La plupart des solistes, familiers de l’emploi, y construisent leur personnage – le plus souvent fort bien – sans qu’une authentique direction d’acteur soit perceptible. Les ensembles, quintette puis trio des cartes, retiennent l’attention, particulièrement soignés au niveau scénique et, surtout, musicalement exemplaires.
Carmen met le feu aux cœurs. Ici, pas de femme fatale, maléfique, mais une jeune femme « coquette, sensuelle, inconsciente » (R.Hahn). Ce sera une des révélations de la soirée : Ahlima Mhamdi est une des plus belles Carmen écoutées ces dernières années. La voix est chaude, colorée, expressive, et l’émotion est au rendez-vous, non seulement dans les airs célèbres mais aussi dans les passages où les demi-teintes le disputent à de solides graves, jamais poitrinés. L’engagement et le jeu dramatique sont à l’avenant. La chanson bohême et les « tra, la, la » atteignent des sommets. Une authentique Carmen, dont il faut guetter les apparitions.
© Nicolas Woillard
Avi Klemberg n’est pas une découverte et on apprécie toujours son émission généreuse, souple, colorée. Tous les moyens vocaux sont au rendez-vous pour camper un Don José, ici indifférent aux charmes de la Bohémienne avant d’y succomber. L’égalité des registres, le souci expressif débarrassé des fréquentes outrances nous ravissent. Par contre, on comprend mal comment Carmen ait pu s’éprendre de cet homme entre deux âges, grisonnant, et dont la prestance ce soir n’est pas la première qualité. Prise de rôle, peut-être, insuffisance de la direction d’acteur, certainement. Son duo avec Micaëla (« Parle-moi de ma mère… »), sensible, est remarquable. Le si bémol aigu (« et j’étais une chose à toi ») est chanté piano, émouvant sommet d’une ligne de chant impeccable. Dommage que la crédibilité du jeu ait altéré cette réussite vocale. Micaëla n’est pas la jeune oie un peu falote, mièvre, que l’on trouve fréquemment : délurée, vive, séduisante, assurée, Mathilde Lemaire est charmante, la voix est bien timbrée comme conduite, une découverte. L’Escamillo de Nicolas Rigas ne bombe même pas le torse, et son émission peine à traduire la personnalité de ce bellâtre infatué de sa personne. L’émission est pâteuse, sans séduction. Là encore, on s’étonne que notre belle Carmen ait pu s’amouracher de ce très quelconque torero (3). Que de bonheur nous réservent la Frasquita de Charlotte Bozzi, comme sa complice, Mercedes (Astrid Dupuis) ! Elles s’accordent à merveille, leur chant comme leur jeu répondent pleinement aux attentes. L’émission est claire, bien projetée, colorée à souhait, et le trio des cartes est un sommet. Ronan Debois en Morales peine à convaincre. Fatigue vocale passagère ? Par contre, le Zuniga de Nicolas Certenais en impose, la voix est solide, bien timbrée, et ses interventions sont irréprochables. Quant au Dancaïre, Laurent Deleuil, et au Remendado, Nicolas Rether, ils sont avantageusement servis, vocalement comme dans leur jeu.

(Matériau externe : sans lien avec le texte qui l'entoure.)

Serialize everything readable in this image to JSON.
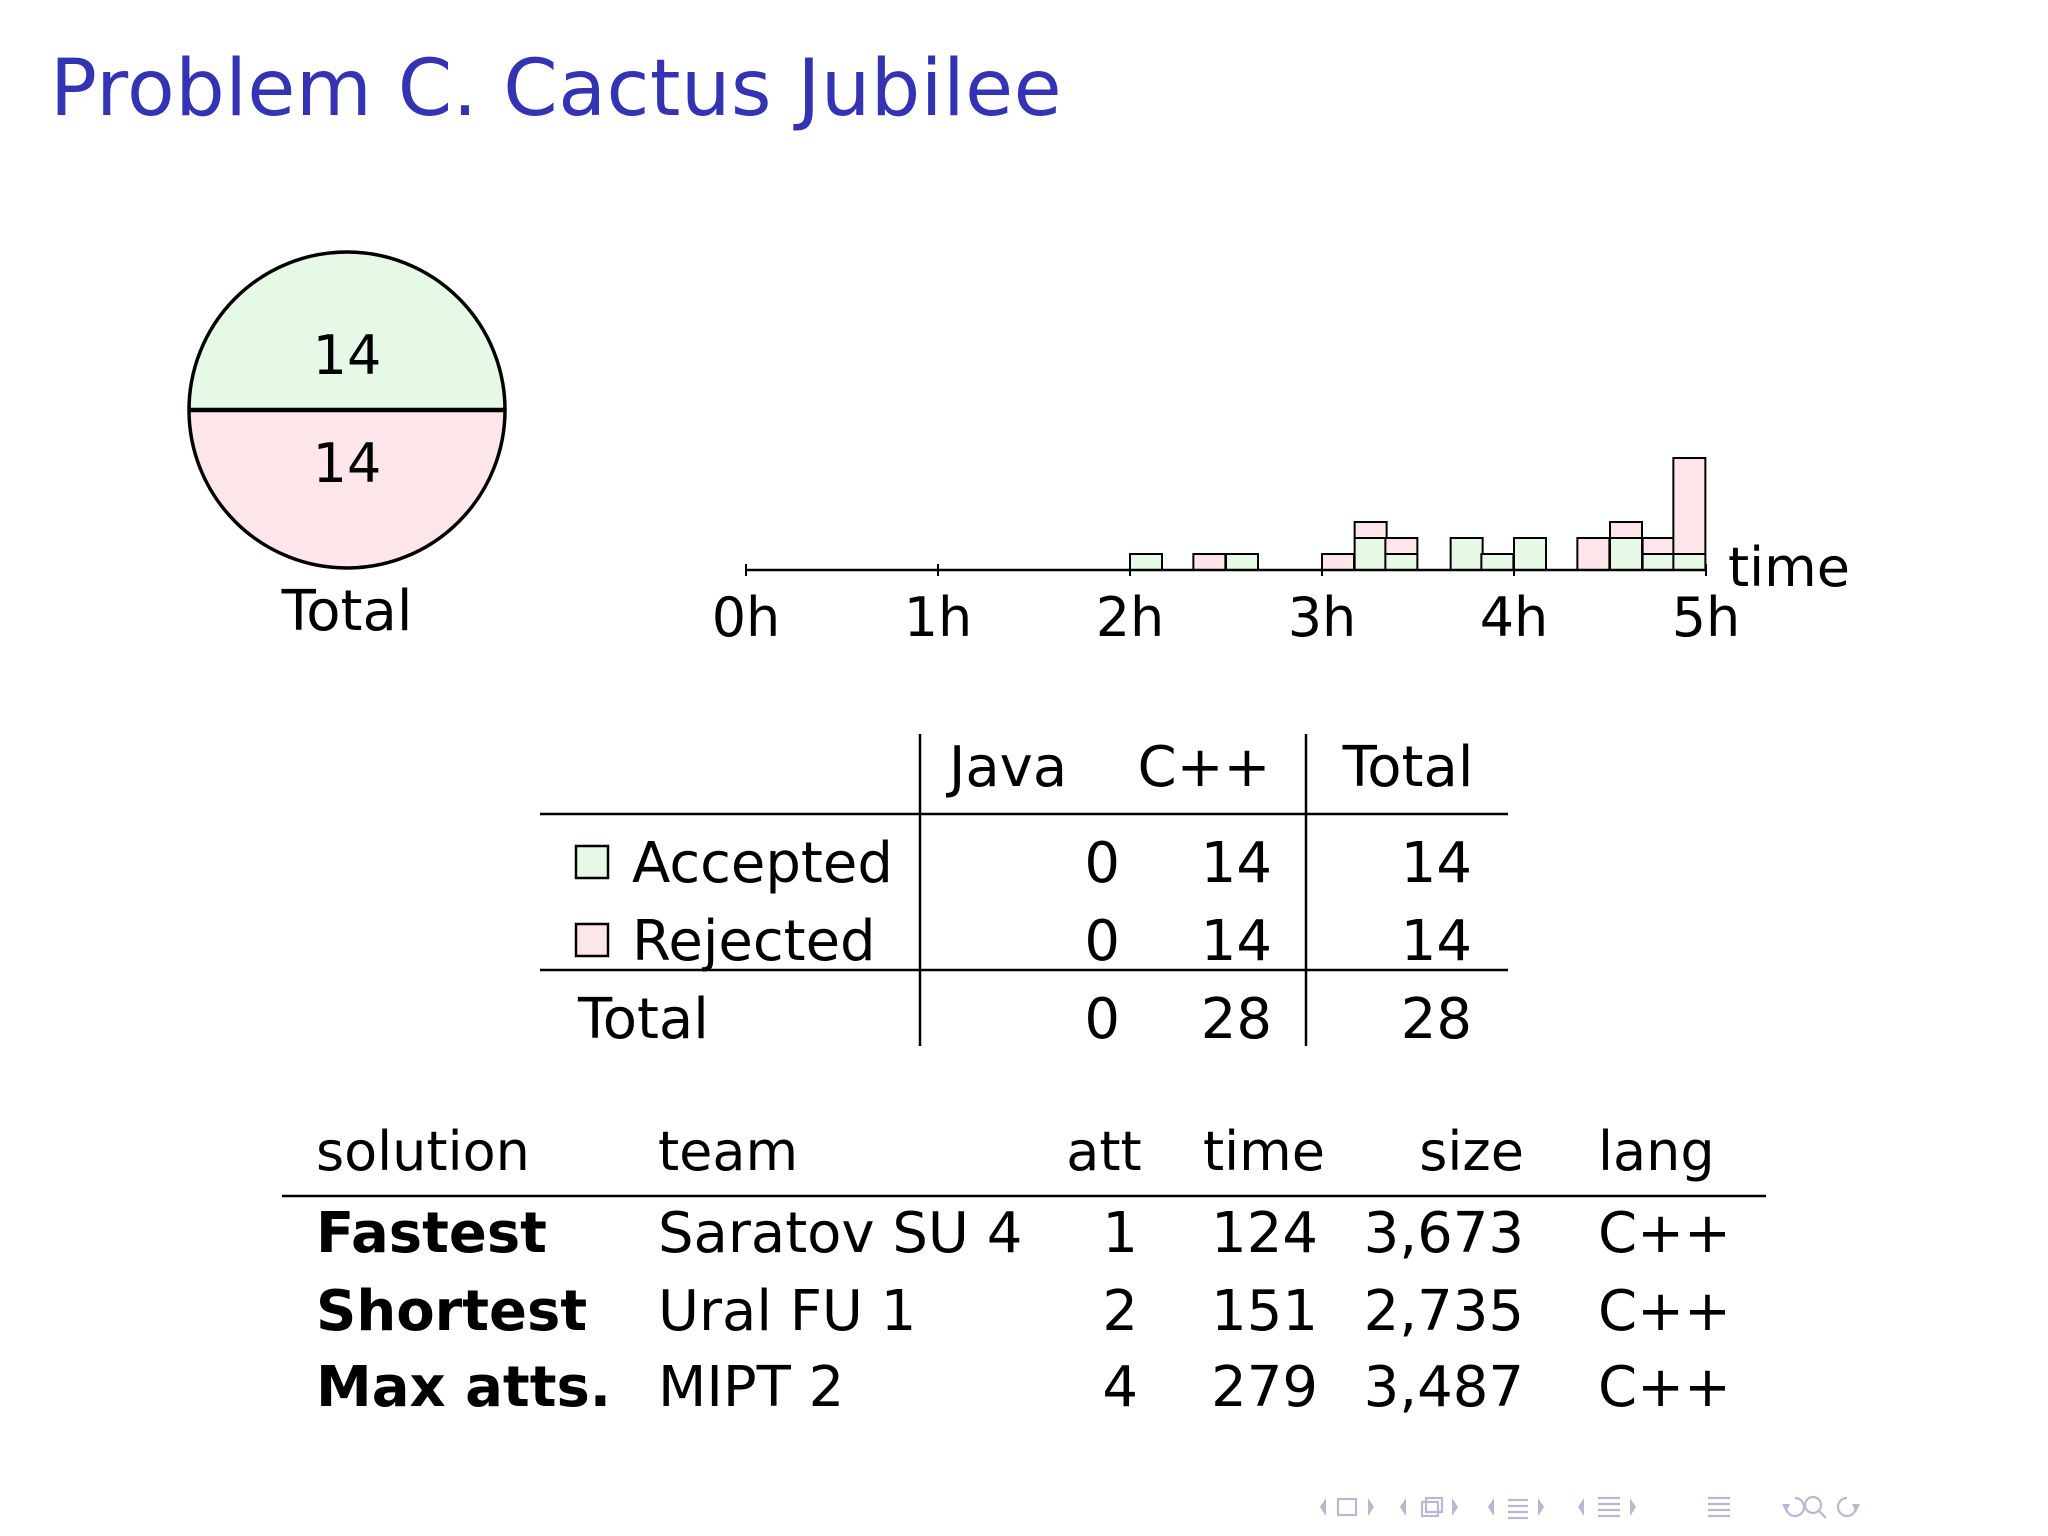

Les chœurs, confiés à des amateurs, sont particulièrement réussis, dès le « Sur la place, chacun passe… » des hommes. Les femmes ne seront pas en reste en cigarières. Pratiquement pas de décalage avec l’orchestre, y compris dans les pièces plus complexes (le début du quatrième acte), on mesure le travail individuel et collectif pour parvenir à cette mise en place, cette précision, cette intelligibilité expressive. Les mouvements et attitudes de chacun sont bien réglés et la réussite sera régulièrement saluée par des applaudissements nourris. Le chœur des gamins, scéniquement trop sérieux, est fort bien chanté, frais et juste.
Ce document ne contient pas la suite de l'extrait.